Do or do not, there is no try.
Even though I preach my daily messages of healthy eating, and have essentially lived that way for my entire life, I was quite shocked how easy it is to fall further and further behind in personal fitness levels when nutritional discipline slips. And although it was not very obvious in the first month, and maybe not much into the second – by the third? Well, you can see the effect.
Given a a few more months, I’m convinced that my shape would have assumed that of many handsome “chicos” on the streets of Buenos Aires… not necessarily obese, just soft and doughy around the lower torso and butt. At first I was commenting: “Give me a month training with that guy and I’ll turn him around”! But after my own experience, it became obvious that gym coaching alone was not what most of these guys needed.

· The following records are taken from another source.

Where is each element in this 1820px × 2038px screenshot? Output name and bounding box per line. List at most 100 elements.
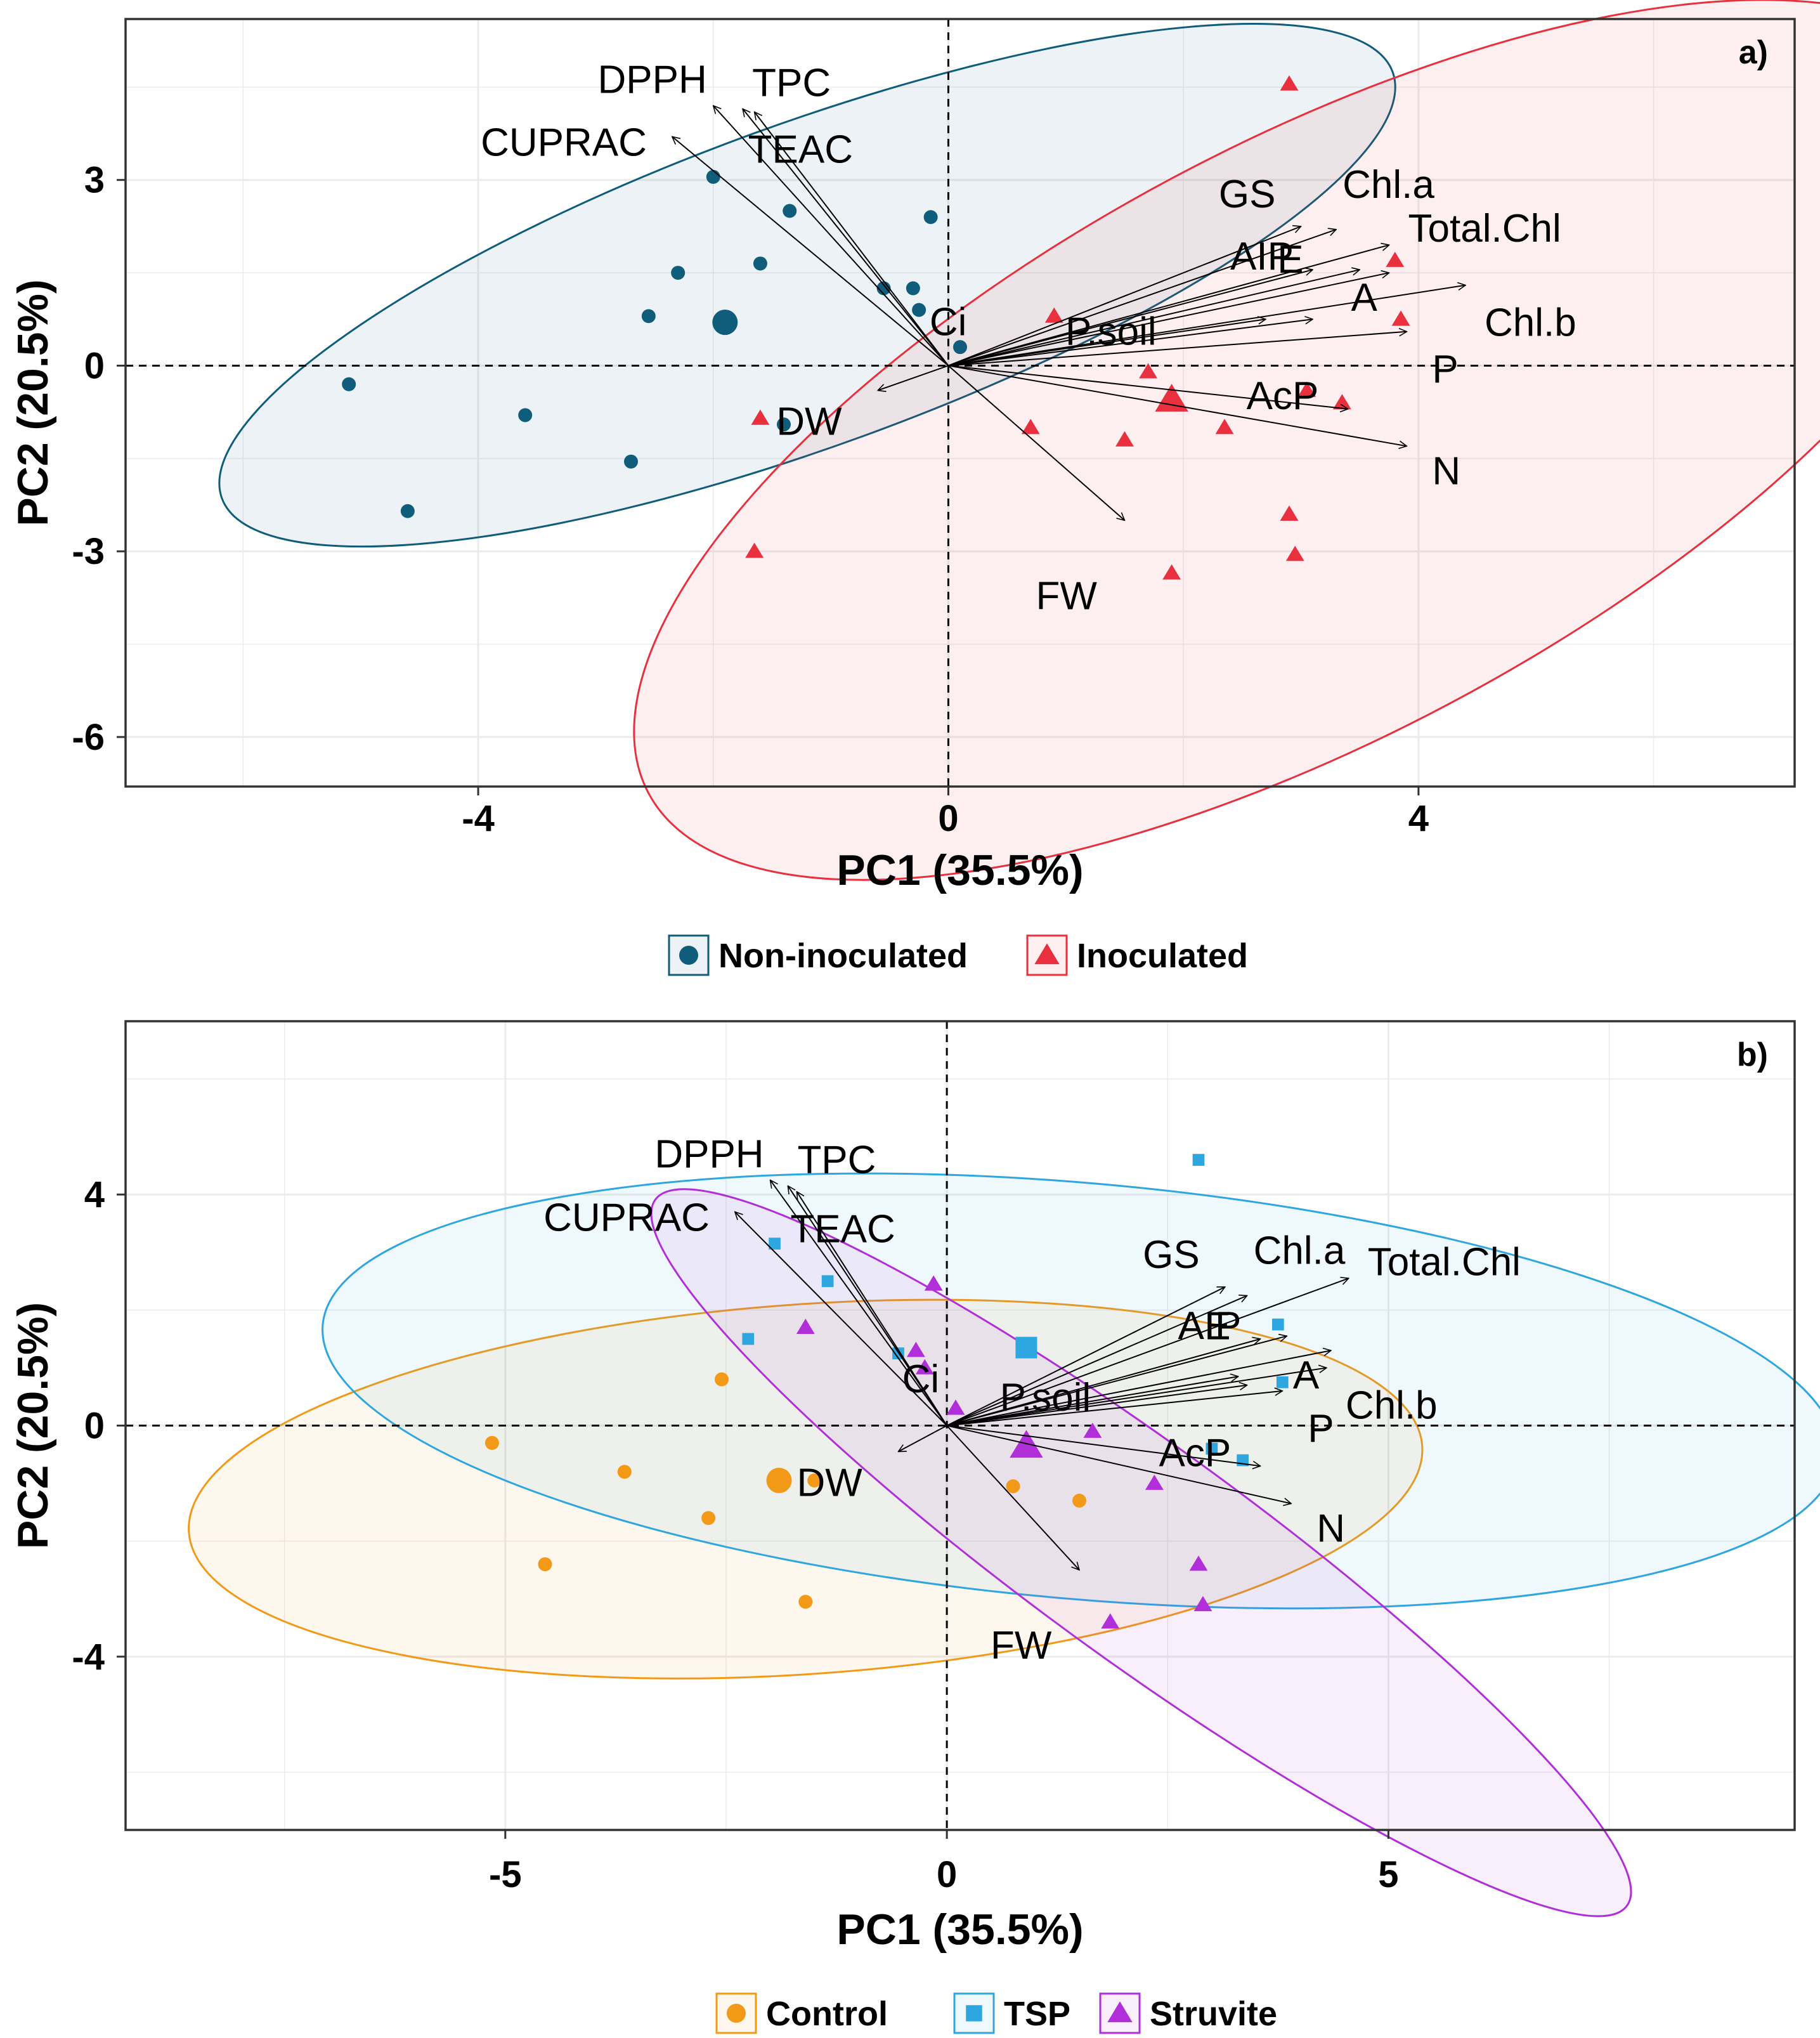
data-point [807, 1473, 822, 1488]
data-point [783, 204, 797, 218]
loading-label: FW [1036, 574, 1097, 618]
panel-label: b) [1737, 1036, 1768, 1073]
loading-label: Total.Chl [1368, 1240, 1521, 1284]
x-axis-title: PC1 (35.5%) [836, 1905, 1083, 1954]
group-centroid [1015, 1336, 1037, 1359]
loading-label: N [1316, 1506, 1345, 1550]
loading-arrow-gs [946, 1286, 1225, 1427]
y-axis-title: PC2 (20.5%) [9, 279, 57, 526]
data-point [1280, 505, 1299, 521]
x-axis-title: PC1 (35.5%) [836, 846, 1083, 894]
legend-key [668, 934, 710, 976]
legend-label: Struvite [1150, 1995, 1277, 2033]
group-centroid [712, 310, 738, 336]
loading-arrow-a [946, 1350, 1331, 1427]
data-point [798, 1595, 813, 1609]
loading-arrow-dw [899, 1425, 947, 1453]
data-point [946, 1399, 965, 1415]
loading-arrow-teac [796, 1192, 947, 1427]
loading-label: P.soil [1065, 310, 1157, 353]
loading-label: GS [1219, 173, 1276, 216]
data-point [906, 281, 920, 296]
loading-arrow-acp [948, 365, 1348, 408]
data-point [742, 1333, 755, 1345]
loading-label: E [1277, 238, 1303, 282]
x-tick-label: 5 [1378, 1854, 1398, 1895]
legend-marker [1034, 943, 1060, 965]
data-point [624, 454, 639, 469]
data-point [538, 1557, 552, 1572]
loading-arrow-aip [948, 270, 1313, 367]
data-point [1276, 1376, 1289, 1388]
y-tick-label: 3 [84, 160, 105, 201]
confidence-ellipse-inoculated [633, 0, 1820, 881]
confidence-ellipse-control [188, 1298, 1424, 1680]
data-point [1162, 564, 1181, 580]
y-tick-label: 0 [84, 1406, 105, 1447]
loading-arrow-dpph [713, 106, 949, 367]
data-point [342, 377, 356, 391]
data-point [1044, 307, 1063, 323]
legend-item-tsp: TSP [953, 1992, 1070, 2034]
loading-label: P [1432, 348, 1458, 391]
x-tick-label: -5 [489, 1854, 522, 1895]
loading-arrow-p-soil [948, 319, 1313, 367]
loading-label: DPPH [597, 58, 706, 102]
legend-key [715, 1992, 757, 2034]
loading-label: P.soil [1000, 1376, 1091, 1420]
legend-label: Control [766, 1995, 888, 2033]
loading-arrow-n [948, 365, 1407, 446]
loading-label: Chl.b [1346, 1383, 1438, 1427]
loading-label: DW [797, 1461, 863, 1505]
data-point [906, 1342, 925, 1357]
loading-label: DPPH [654, 1132, 764, 1176]
y-tick-label: -3 [72, 531, 105, 572]
loading-arrow-p [948, 332, 1407, 367]
loading-label: A [1293, 1354, 1320, 1397]
loading-arrow-total-chl [946, 1278, 1349, 1427]
loading-arrow-chl-b [946, 1368, 1327, 1427]
loading-arrow-dpph [770, 1180, 947, 1427]
data-point [1215, 419, 1234, 434]
data-point [1271, 1318, 1284, 1331]
loading-label: Total.Chl [1408, 207, 1561, 251]
data-point [641, 309, 656, 323]
loading-label: N [1432, 449, 1460, 493]
loading-label: A [1351, 276, 1378, 320]
y-tick-label: 4 [84, 1174, 105, 1215]
data-point [1297, 381, 1316, 397]
loading-arrow-a [948, 273, 1389, 367]
loading-arrow-ci [946, 1376, 1238, 1427]
y-axis-title: PC2 (20.5%) [9, 1302, 57, 1549]
data-point [745, 542, 764, 558]
loading-label: AcP [1159, 1431, 1231, 1475]
legend-label: Inoculated [1077, 937, 1248, 975]
data-point [1206, 1442, 1218, 1455]
loading-label: TPC [797, 1139, 876, 1182]
data-point [1386, 251, 1405, 267]
panel-label: a) [1739, 34, 1768, 71]
data-point [751, 409, 770, 425]
loading-arrow-teac [755, 112, 949, 367]
points-inoculated [745, 75, 1410, 580]
y-tick-label: -6 [72, 717, 105, 758]
loading-arrow-ci [948, 319, 1265, 367]
y-tick-label: 0 [84, 345, 105, 386]
data-point [701, 1511, 716, 1525]
loading-arrow-fw [947, 365, 1124, 520]
y-tick-label: -4 [72, 1636, 105, 1678]
legend-label: Non-inoculated [718, 937, 968, 975]
data-point [776, 417, 791, 432]
data-point [1280, 75, 1299, 91]
loading-arrow-acp [946, 1425, 1260, 1466]
data-point [400, 504, 415, 518]
data-point [796, 1318, 815, 1334]
data-point [1145, 1474, 1164, 1490]
loading-label: P [1308, 1407, 1334, 1451]
legend-marker [727, 2004, 746, 2023]
legend-label: TSP [1004, 1995, 1070, 2033]
loading-label: Chl.a [1254, 1229, 1346, 1273]
data-point [1115, 431, 1134, 447]
data-point [715, 1372, 729, 1387]
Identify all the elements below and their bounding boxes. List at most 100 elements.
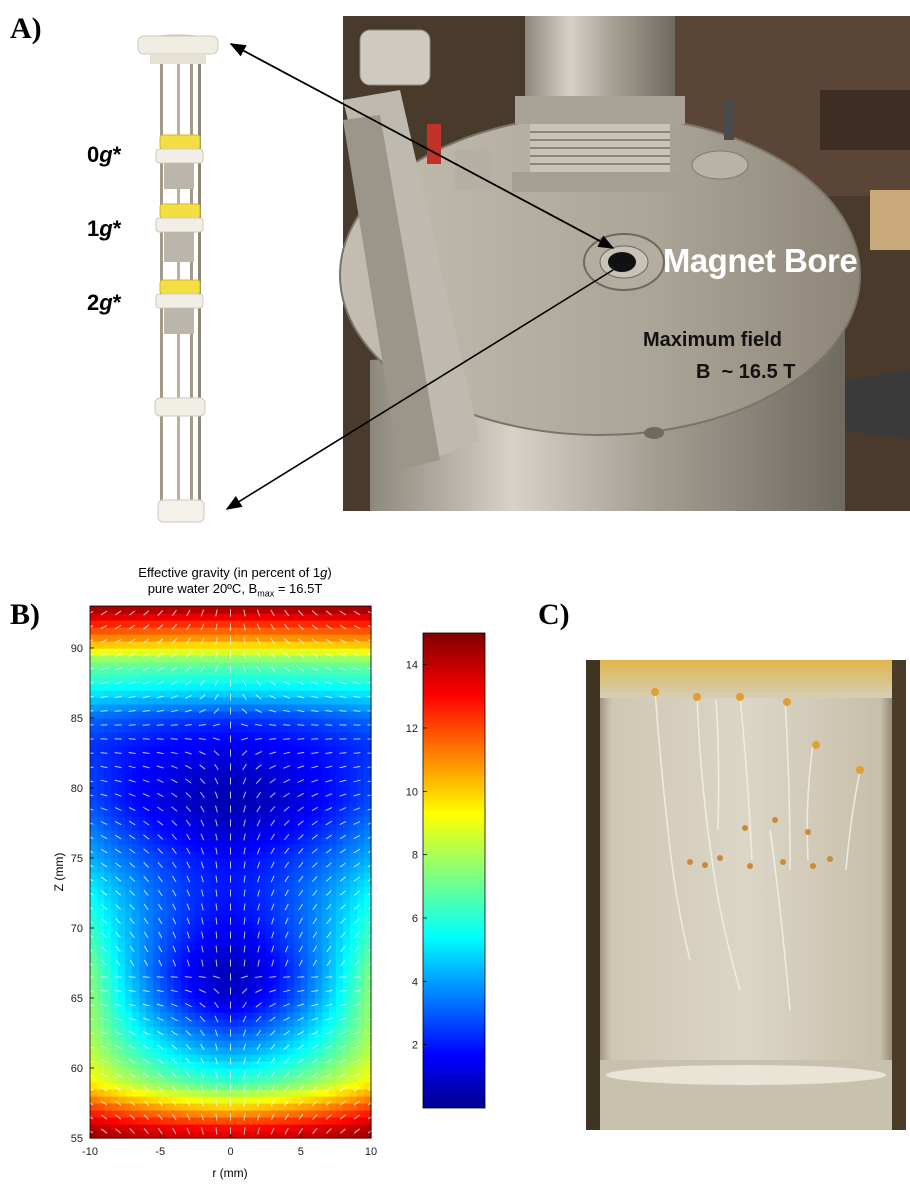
quiver-arrow	[284, 903, 289, 911]
heatmap-cell	[195, 914, 204, 922]
quiver-arrow	[243, 931, 246, 939]
quiver-arrow	[114, 710, 122, 712]
heatmap-cell	[202, 823, 211, 831]
quiver-arrow	[115, 890, 122, 896]
quiver-arrow	[298, 959, 303, 967]
heatmap-cell	[265, 809, 274, 817]
heatmap-cell	[167, 1096, 175, 1104]
heatmap-cell	[307, 844, 316, 852]
quiver-arrow	[311, 862, 318, 868]
heatmap-cell	[216, 998, 225, 1006]
heatmap-cell	[321, 725, 330, 733]
quiver-arrow	[115, 959, 121, 967]
heatmap-cell	[174, 760, 182, 768]
heatmap-cell	[230, 1068, 239, 1076]
heatmap-cell	[118, 893, 126, 901]
heatmap-cell	[104, 949, 112, 957]
heatmap-cell	[335, 718, 344, 726]
heatmap-cell	[146, 858, 154, 866]
heatmap-cell	[272, 690, 281, 698]
heatmap-cell	[125, 893, 133, 901]
heatmap-cell	[237, 1124, 246, 1132]
heatmap-cell	[230, 942, 239, 950]
heatmap-cell	[286, 900, 295, 908]
heatmap-cell	[307, 606, 316, 614]
heatmap-cell	[167, 970, 175, 978]
quiver-arrow	[243, 651, 246, 659]
quiver-arrow	[271, 917, 275, 925]
heatmap-cell	[181, 914, 189, 922]
quiver-arrow	[114, 1031, 122, 1035]
heatmap-cell	[181, 725, 189, 733]
heatmap-cell	[209, 669, 218, 677]
heatmap-cell	[132, 1033, 140, 1041]
heatmap-cell	[125, 1012, 133, 1020]
quiver-arrow	[143, 1072, 150, 1078]
quiver-arrow	[241, 975, 249, 979]
heatmap-cell	[153, 977, 161, 985]
heatmap-cell	[167, 1075, 175, 1083]
heatmap-cell	[300, 697, 309, 705]
heatmap-cell	[90, 1033, 98, 1041]
quiver-arrow	[298, 610, 304, 616]
heatmap-cell	[209, 823, 218, 831]
heatmap-cell	[307, 977, 316, 985]
quiver-arrow	[142, 990, 150, 992]
heatmap-cell	[356, 921, 365, 929]
heatmap-cell	[167, 1012, 175, 1020]
heatmap-cell	[118, 1033, 126, 1041]
heatmap-cell	[356, 998, 365, 1006]
heatmap-cell	[125, 907, 133, 915]
heatmap-cell	[230, 781, 239, 789]
heatmap-cell	[356, 648, 365, 656]
quiver-arrow	[283, 638, 290, 644]
heatmap-cell	[251, 837, 260, 845]
heatmap-cell	[202, 956, 211, 964]
heatmap-cell	[328, 1110, 337, 1118]
heatmap-cell	[160, 1117, 168, 1125]
heatmap-cell	[356, 606, 365, 614]
quiver-arrow	[157, 889, 163, 897]
heatmap-cell	[251, 697, 260, 705]
heatmap-cell	[223, 1040, 232, 1048]
heatmap-cell	[153, 998, 161, 1006]
heatmap-cell	[153, 718, 161, 726]
heatmap-cell	[314, 781, 323, 789]
heatmap-cell	[349, 1117, 358, 1125]
quiver-arrow	[298, 931, 303, 939]
heatmap-cell	[97, 1026, 105, 1034]
heatmap-cell	[118, 1026, 126, 1034]
heatmap-cell	[195, 795, 204, 803]
heatmap-cell	[118, 984, 126, 992]
quiver-arrow	[100, 793, 108, 797]
heatmap-cell	[167, 893, 175, 901]
heatmap-cell	[272, 991, 281, 999]
colorbar-tick-label: 6	[412, 913, 418, 925]
heatmap-cell	[209, 1075, 218, 1083]
heatmap-cell	[307, 928, 316, 936]
heatmap-cell	[160, 669, 168, 677]
heatmap-cell	[160, 942, 168, 950]
heatmap-cell	[230, 984, 239, 992]
heatmap-cell	[335, 1131, 344, 1139]
heatmap-cell	[342, 872, 351, 880]
heatmap-cell	[230, 795, 239, 803]
heatmap-cell	[258, 676, 267, 684]
quiver-arrow	[156, 1003, 164, 1007]
heatmap-cell	[258, 1131, 267, 1139]
heatmap-cell	[321, 844, 330, 852]
quiver-arrow	[297, 1030, 305, 1036]
heatmap-cell	[314, 963, 323, 971]
quiver-arrow	[200, 805, 205, 813]
heatmap-cell	[181, 1061, 189, 1069]
heatmap-cell	[335, 739, 344, 747]
heatmap-cell	[349, 872, 358, 880]
heatmap-cell	[230, 802, 239, 810]
heatmap-cell	[153, 781, 161, 789]
heatmap-cell	[237, 753, 246, 761]
heatmap-cell	[363, 879, 372, 887]
heatmap-cell	[160, 991, 168, 999]
heatmap-cell	[286, 886, 295, 894]
quiver-arrow	[283, 1058, 290, 1064]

And not just in Argentina.
As you can guess, the diet and lifestyle that I am describing here is far from being unique to Buenos Aires. Poor dietary habits and sedentary lifestyles haven’t restricted themselves to international borders. It has sadly become more common throughout the developed world.
Being back in Vancouver, my novel paunch should disappear in time for beach season. I know what it will take, and I know how to accomplish it effectively – through diet and exercise.
What will be more lasting is my renewed respect for anyone who is honestly trying to alter their eating and lifestyle habits – sometimes after many years of cumulative impact to personal fitness and emotional well-being.
But for some others, be warned!
Knowing the formula that resulted in my “Argentine belly” has made it much simpler to spot those I see in the gym still desperately clinging to a
belief hope that they can stay one step ahead of their consistently poor eating choices.
And to those today, “Let my belly speak for itself…
“Y__ C__’_ O__-E_______ A B__ D____!”